There are major differences as well. Asheville's terrain is taller. Its whitewater rapids are more challenging. And hundreds of miles of hiking and biking trails are located within minutes of downtown.

"I've been all over the world and this is still my favorite place to hike," said Jennifer Pharr Davis. "I love it here."

Davis holds the record for the fastest thru-hike on the Appalachian Trail.  She appreciates the scenic terrain in southwestern Virginia too, but says the opportunities close to her home are hard to top.

"In fact, the tallest mountain east of the Mississippi, Mount Mitchell is just up that way, and I know when I was training, trying to do some really long hikes, one of the hikes I did was starting in downtown Asheville to hike all the way up to Mount Mitchell," she said.

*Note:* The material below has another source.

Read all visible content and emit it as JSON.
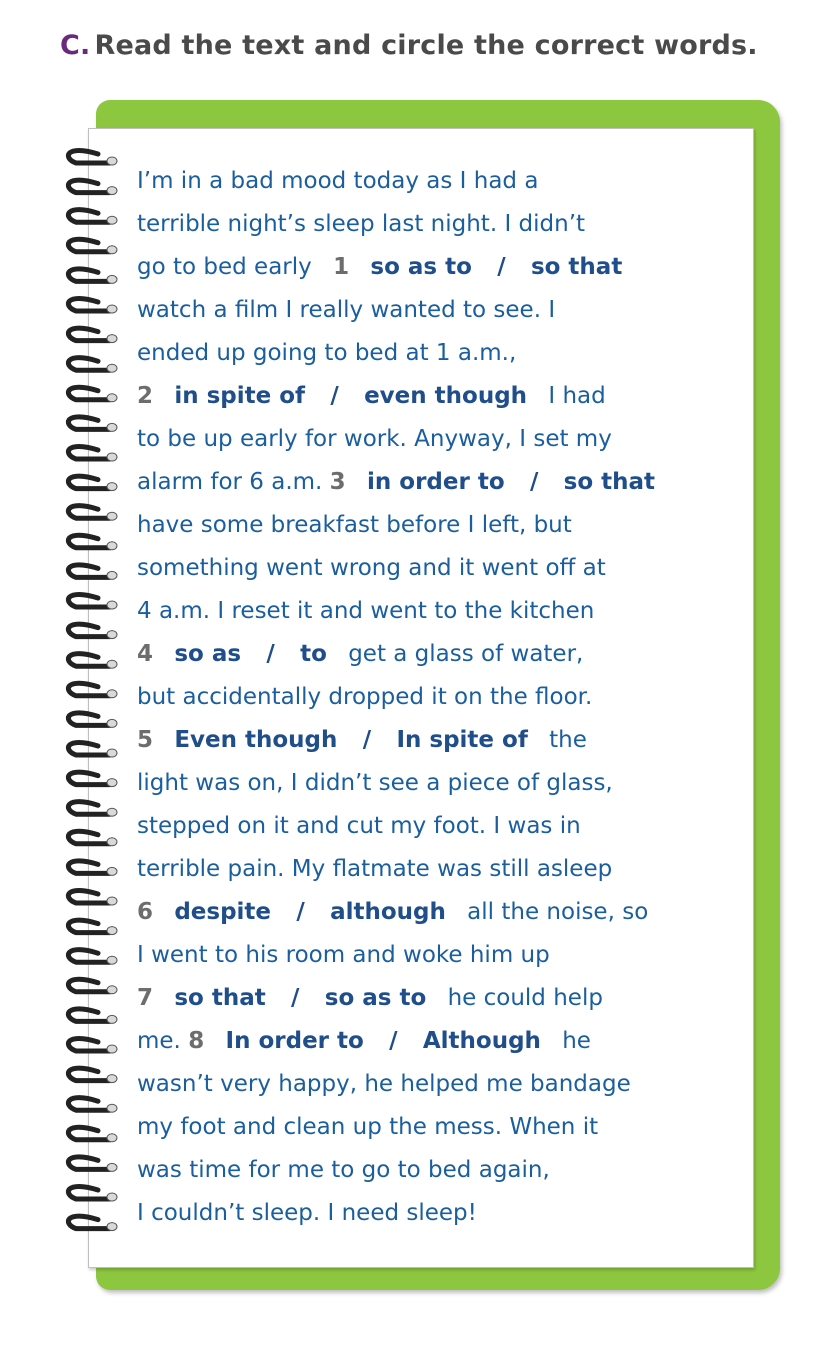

Long before George Washington Vanderbilt imagined the Biltmore, Asheville had a history of hospitality and a reputation as a mountain retreat. Today, the portfolio of businesses that offer visitors an outdoor experience is huge.

Jay Curwen is a former professional triathlete. He now works for the Nantahala Outdoor Center, the nation' s largest whitewater rafting company.   "And the resource is right here," Curwen told us. "It's really tough to manufacture that, but what you need to do is be able to capitalize on what you have and make do with the best you have and we're fortunate. We've got water and dirt right here and it's beautiful."

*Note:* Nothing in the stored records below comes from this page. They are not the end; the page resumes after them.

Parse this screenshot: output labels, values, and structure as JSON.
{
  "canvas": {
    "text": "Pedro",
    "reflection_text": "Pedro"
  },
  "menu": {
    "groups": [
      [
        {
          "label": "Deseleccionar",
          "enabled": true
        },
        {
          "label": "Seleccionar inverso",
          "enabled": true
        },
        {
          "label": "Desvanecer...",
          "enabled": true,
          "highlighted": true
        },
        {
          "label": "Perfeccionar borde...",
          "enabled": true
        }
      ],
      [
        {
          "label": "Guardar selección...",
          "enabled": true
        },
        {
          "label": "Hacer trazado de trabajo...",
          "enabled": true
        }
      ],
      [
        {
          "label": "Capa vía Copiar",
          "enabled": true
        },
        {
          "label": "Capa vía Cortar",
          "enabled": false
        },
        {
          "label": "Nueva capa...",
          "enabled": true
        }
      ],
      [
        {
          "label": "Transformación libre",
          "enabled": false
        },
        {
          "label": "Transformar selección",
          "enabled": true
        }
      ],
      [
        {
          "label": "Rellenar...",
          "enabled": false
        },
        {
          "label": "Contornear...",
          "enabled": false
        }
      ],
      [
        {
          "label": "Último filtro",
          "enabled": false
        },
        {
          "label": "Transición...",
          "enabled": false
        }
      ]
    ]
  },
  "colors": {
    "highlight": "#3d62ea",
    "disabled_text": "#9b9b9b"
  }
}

And it doesn't hurt that Asheville also has 250 independent restaurants, more than a dozen craft breweries and a lively art scene.

Marla Tambellini is the Marketing Director with the Asheville Convention and Visitors Bureau. "Asheville is not just a brand, it's a way of life," she said. "And it's a very vibrant, welcoming community surrounded by all of the amenities you could want."

Tambellini says spreading the word about that "way of life" is an intentional effort backed by a six-million dollar annual budget.

"Tourism is economic development," she said, "and I think when communities understand that, and are willing to make the investment required, they'll reap great benefits."